カジノを中核とした日本の統合型リゾート(IR)を巡る汚職事件に絡み、中国への視察旅行中に中国企業側から100万円を受け取った白須賀貴樹・衆院議員(45)(自民、千葉13区)が、その現金でお土産の高級ブランドバッグを購入していたことが関係者の話でわかった。カジノでも使用し、余りは日本に持ち帰っていた。

 関係者によると、白須賀氏は2017年12月27〜29日、秋元司・衆院議員(48)(収賄罪で起訴)に誘われ、中国企業「500.com」が秋元被告を招待した視察旅行に同行。「自民党宮城県第五選挙区支部」の支部長を務める勝沼栄明・前衆院議員(45)らも参加し、中国・深センの同社本社やマカオのカジノ施設を訪れた。旅費は同社側が負担した。

 白須賀氏は旅行2日目の同月28日、マカオのショッピングモールの通路上で同社元顧問・仲里勝憲被告(48)(贈賄罪で起訴)から100万円入りの封筒を受領。
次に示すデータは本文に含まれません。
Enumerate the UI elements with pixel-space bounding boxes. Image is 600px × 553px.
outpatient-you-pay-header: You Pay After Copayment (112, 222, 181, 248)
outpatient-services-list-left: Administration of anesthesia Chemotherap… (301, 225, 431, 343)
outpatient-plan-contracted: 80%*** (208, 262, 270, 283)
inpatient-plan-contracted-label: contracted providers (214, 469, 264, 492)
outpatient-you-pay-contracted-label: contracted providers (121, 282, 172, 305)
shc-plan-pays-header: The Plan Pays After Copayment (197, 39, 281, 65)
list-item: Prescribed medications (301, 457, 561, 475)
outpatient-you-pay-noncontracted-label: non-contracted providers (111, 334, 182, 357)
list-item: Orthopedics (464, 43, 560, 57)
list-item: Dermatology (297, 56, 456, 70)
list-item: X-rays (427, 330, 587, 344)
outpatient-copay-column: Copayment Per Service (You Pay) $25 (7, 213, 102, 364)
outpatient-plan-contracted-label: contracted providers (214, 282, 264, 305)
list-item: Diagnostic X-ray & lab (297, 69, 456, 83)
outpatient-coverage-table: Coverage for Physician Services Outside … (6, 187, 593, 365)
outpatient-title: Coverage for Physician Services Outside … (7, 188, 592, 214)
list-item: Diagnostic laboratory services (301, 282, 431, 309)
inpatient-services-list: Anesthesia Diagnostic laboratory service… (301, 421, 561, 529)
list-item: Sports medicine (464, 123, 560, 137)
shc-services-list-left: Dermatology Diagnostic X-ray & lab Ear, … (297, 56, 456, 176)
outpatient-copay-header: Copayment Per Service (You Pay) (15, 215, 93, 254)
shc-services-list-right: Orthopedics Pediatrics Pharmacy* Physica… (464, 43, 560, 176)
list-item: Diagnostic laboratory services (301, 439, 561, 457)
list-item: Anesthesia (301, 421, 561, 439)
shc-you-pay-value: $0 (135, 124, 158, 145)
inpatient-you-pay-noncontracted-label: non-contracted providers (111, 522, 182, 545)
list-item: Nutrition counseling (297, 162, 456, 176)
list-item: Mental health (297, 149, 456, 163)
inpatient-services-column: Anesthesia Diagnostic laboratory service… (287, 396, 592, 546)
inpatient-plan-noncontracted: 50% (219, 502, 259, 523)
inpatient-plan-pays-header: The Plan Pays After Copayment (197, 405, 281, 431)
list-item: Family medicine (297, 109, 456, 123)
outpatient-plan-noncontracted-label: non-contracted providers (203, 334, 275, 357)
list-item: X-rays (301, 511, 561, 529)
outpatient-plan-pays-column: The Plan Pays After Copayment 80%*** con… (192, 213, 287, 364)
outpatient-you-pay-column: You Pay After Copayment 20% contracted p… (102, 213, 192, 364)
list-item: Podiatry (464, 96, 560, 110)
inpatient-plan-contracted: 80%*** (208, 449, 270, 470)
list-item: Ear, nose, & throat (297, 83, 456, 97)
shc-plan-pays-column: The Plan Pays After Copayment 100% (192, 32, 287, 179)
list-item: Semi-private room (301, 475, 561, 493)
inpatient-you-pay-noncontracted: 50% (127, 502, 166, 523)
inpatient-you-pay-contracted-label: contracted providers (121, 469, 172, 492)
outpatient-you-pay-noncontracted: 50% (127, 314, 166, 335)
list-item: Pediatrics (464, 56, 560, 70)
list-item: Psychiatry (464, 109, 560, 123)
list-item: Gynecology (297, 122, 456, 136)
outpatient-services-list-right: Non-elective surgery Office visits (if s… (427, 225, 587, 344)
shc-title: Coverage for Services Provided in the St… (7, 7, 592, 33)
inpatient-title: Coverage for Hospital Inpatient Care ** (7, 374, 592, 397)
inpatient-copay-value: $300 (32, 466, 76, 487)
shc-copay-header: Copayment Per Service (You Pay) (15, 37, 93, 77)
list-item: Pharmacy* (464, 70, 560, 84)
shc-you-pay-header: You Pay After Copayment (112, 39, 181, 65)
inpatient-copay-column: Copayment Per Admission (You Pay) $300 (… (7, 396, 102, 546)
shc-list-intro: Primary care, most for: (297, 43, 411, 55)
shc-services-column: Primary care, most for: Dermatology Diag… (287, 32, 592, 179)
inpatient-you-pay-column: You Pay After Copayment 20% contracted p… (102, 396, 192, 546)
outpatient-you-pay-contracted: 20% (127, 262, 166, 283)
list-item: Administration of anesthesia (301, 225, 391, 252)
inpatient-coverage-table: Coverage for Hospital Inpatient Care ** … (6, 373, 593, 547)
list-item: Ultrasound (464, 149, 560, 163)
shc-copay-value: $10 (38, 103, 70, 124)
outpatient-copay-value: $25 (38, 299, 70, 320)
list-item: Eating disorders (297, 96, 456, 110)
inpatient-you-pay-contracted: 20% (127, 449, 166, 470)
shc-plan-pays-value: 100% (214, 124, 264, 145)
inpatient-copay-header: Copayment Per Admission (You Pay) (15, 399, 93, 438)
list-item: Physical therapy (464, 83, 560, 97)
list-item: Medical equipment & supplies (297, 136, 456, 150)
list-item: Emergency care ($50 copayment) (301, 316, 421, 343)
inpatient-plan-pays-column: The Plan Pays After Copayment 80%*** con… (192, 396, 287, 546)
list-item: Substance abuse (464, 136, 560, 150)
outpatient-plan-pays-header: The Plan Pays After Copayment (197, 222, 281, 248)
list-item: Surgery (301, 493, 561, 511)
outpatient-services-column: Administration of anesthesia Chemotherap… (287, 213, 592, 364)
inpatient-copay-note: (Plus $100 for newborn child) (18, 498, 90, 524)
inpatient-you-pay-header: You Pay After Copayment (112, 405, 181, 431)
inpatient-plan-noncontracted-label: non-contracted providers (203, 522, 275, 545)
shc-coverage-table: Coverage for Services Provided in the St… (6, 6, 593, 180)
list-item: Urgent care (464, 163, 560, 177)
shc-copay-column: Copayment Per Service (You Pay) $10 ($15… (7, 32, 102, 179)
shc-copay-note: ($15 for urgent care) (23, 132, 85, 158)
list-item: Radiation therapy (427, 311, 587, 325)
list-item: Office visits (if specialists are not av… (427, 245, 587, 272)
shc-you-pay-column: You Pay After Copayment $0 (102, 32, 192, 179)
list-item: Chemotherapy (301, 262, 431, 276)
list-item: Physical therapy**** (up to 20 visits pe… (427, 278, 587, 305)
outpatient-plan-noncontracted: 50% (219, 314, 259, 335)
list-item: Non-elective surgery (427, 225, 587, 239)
勝沼氏もトイレ内で仲里被告から100万円を受け取ったという。

 白須賀氏はその現金を使い、モール内の高級ブランド「イヴ・サンローラン」でバッグを数十万円で購入。残りは香港ドルに替えてカジノで使用し、余った分は持ち帰って日本円に両替したという。

 白須賀氏は東京地検特捜部の任意の事情聴取に対し、相手は思い出せないとしつつ、100万円の受領やバッグの購入を認め、「非常に反省している」と述べたという。勝沼氏も受領を認め、生活費に充てたなどと説明した。

 白須賀氏の事務所は14日、「当局からの聴取には真摯に協力し、何ら法令に反する点はないと説明している。これ以上の詳細は差し控える」とのコメントを出した。勝沼氏の事務所は「お答えは控える」としている。

 事件では、内閣府のIR担当副大臣だった秋元被告が、「500」社側から視察旅行の旅費など計約185万円相当を含む総額約760万円相当の賄賂を受け取ったとして起訴された。秋元被告は起訴事実を否認している。白須賀氏は当時、IRに権限のある政府の役職に就いておらず、旅費と現金100万円について、収賄容疑での立件は見送られた。勝沼氏は17年10月の衆院選で落選していた。